L’omicidio del generale iraniano Qassem Soleimani e segna un punto di svolta nel recente conflitto mediorientale.
Gli Stati Uniti con questa operazione di stampo terroristico tentano di riaffermare un ruolo centrale in uno scacchiere geopolitico nel quale hanno perduto più di una battaglia.
L’occupazione dell’Iraq, con il suo strascico genocida di morte e distruzione, i continui tentativi di destabilizzazione del Libano, la distruzione della Libia e il tentativo di sovvertire manu militari il governo siriano non sono serviti a imporre di nuovo il dominio USA in Medio Oriente.
La cocente sconfitta in Siria, grazie all’intervento militare di Iran, Russia e Hezbollah libanese, hanno lasciato un segno indelebile di cambio di rapporti di forza, non solo nell’area interessata al conflitto, ma a tutto tondo a livello internazionale.
Gli alleati strategici dell’imperialismo statunitense nell’area, Israele e Arabia Saudita, oltre a subire la medesima sconfitta in Siria, sono impantanati l’uno al confine libanese a causa della potenza acquisita nel conflitto da Hezbollah, l’altra dal sanguinoso conflitto in Yemen.
In questo contesto di ridimensionamento strategico, l’amministrazione Trump ha deciso di sferrare un colpo mortale alla precaria stabilità determinatasi dopo 6 anni di guerra, che vedeva un nuovo equilibrio dopo l’infame abbandono delle organizzazioni curde nelle mani dell’esercito turco da parte delle truppe statunitensi e l’imminente e definitiva sconfitta delle milizie del Daesh nella regione di Idlib in Siria.
Non sappiamo quali saranno le reazioni a questa nuova provocazione da parte dell’asse creatosi in Siria tra Iran, Russia ed Hezbollah a questa ennesima, gravissima provocazione statunitense. Sicuramente lo scenario che si sta determinando è quello di una possibile guerra di dimensioni imprevedibili, nella quale l’Unione Europea potrebbe giocare un ruolo marginale, anche alla luce dello scenario libico, nel quale l’ingresso delle truppe turche segnano un forte ridimensionamento delle ambizioni francesi ed italiane.
In questi ultimi anni abbiamo parlato di “equilibrio delle forze” nella competizione tra potenze imperialiste e grandi paesi che stanno emergendo come potenti competitori economici e militari, a partire dalla Cina e dalla Russia.

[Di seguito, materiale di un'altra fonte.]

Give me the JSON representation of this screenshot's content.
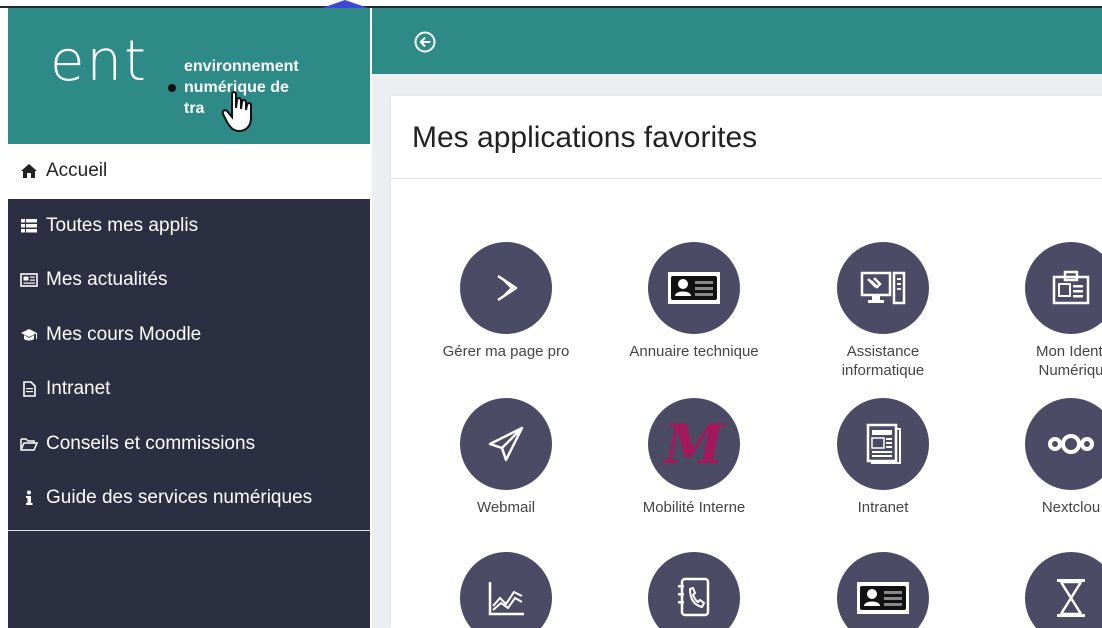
{
  "brand": {
    "logo_text": "ent",
    "tagline_line1": "environnement",
    "tagline_line2": "numérique de",
    "tagline_line3": "tra"
  },
  "colors": {
    "teal": "#2e8a87",
    "sidebar_bg": "#2c2f42",
    "icon_circle": "#4b4b66",
    "accent_magenta": "#a3195b"
  },
  "nav": {
    "items": [
      {
        "label": "Accueil",
        "icon": "home-icon",
        "active": true
      },
      {
        "label": "Toutes mes applis",
        "icon": "list-icon"
      },
      {
        "label": "Mes actualités",
        "icon": "newspaper-icon"
      },
      {
        "label": "Mes cours Moodle",
        "icon": "graduation-cap-icon"
      },
      {
        "label": "Intranet",
        "icon": "document-icon"
      },
      {
        "label": "Conseils et commissions",
        "icon": "folder-open-icon"
      },
      {
        "label": "Guide des services numériques",
        "icon": "info-icon"
      }
    ]
  },
  "header": {
    "back_icon": "arrow-circle-left-icon"
  },
  "main": {
    "title": "Mes applications favorites",
    "apps": [
      {
        "label": "Gérer ma page pro",
        "icon": "chevron-arrow-icon"
      },
      {
        "label": "Annuaire technique",
        "icon": "id-card-icon"
      },
      {
        "label": "Assistance informatique",
        "icon": "computer-tools-icon"
      },
      {
        "label": "Mon Identi Numériqu",
        "icon": "badge-icon"
      },
      {
        "label": "Webmail",
        "icon": "paper-plane-icon"
      },
      {
        "label": "Mobilité Interne",
        "icon": "letter-m-icon"
      },
      {
        "label": "Intranet",
        "icon": "newspaper-doc-icon"
      },
      {
        "label": "Nextclou",
        "icon": "nextcloud-icon"
      },
      {
        "label": "",
        "icon": "chart-lines-icon"
      },
      {
        "label": "",
        "icon": "phone-book-icon"
      },
      {
        "label": "",
        "icon": "id-card-icon"
      },
      {
        "label": "",
        "icon": "hourglass-icon"
      }
    ]
  }
}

Un equilibrio che continua a basarsi sulla deterrenza atomica e su un sistema di relazioni economiche globali di interdipendenza apparentemente inestricabili.
Una cosa e’ certa, l’imperialismo statunitense non ha alcuna intenzione di perdere progressivamente il suo ruolo di dominatore internazionale senza dare battaglia. L’avventurismo trumpiano e’ espressione diretta degli interessi delle grandi multinazionali statunitensi, in uno spazio/mondo oggettivamente limitato, nel quale i cosiddetti “mercati” ed ogni spazio di profitto e di rapina di risorse, sono contesi attraverso forme di competizione che storicamente hanno sempre aperto le porte allo strumento principe del capitalismo in crisi: la guerra guerreggiata.
La scarsa attenzione data negli ultimi anni al tema della guerra da parte dei movimenti sociali, della sinistra di classe e’ il segno, insieme a molti altri, di un arretramento politico e culturale da recuperare al più presto.
In ogni epoca di crisi strutturale del capitalismo, come quella nella quale viviamo oramai da oltre un decennio, lo sbocco militare e’ un elemento da tenere sempre in considerazione come ipotesi concreta, contro il quale i comunisti debbono sviluppare il massimo di mobilitazione possibile.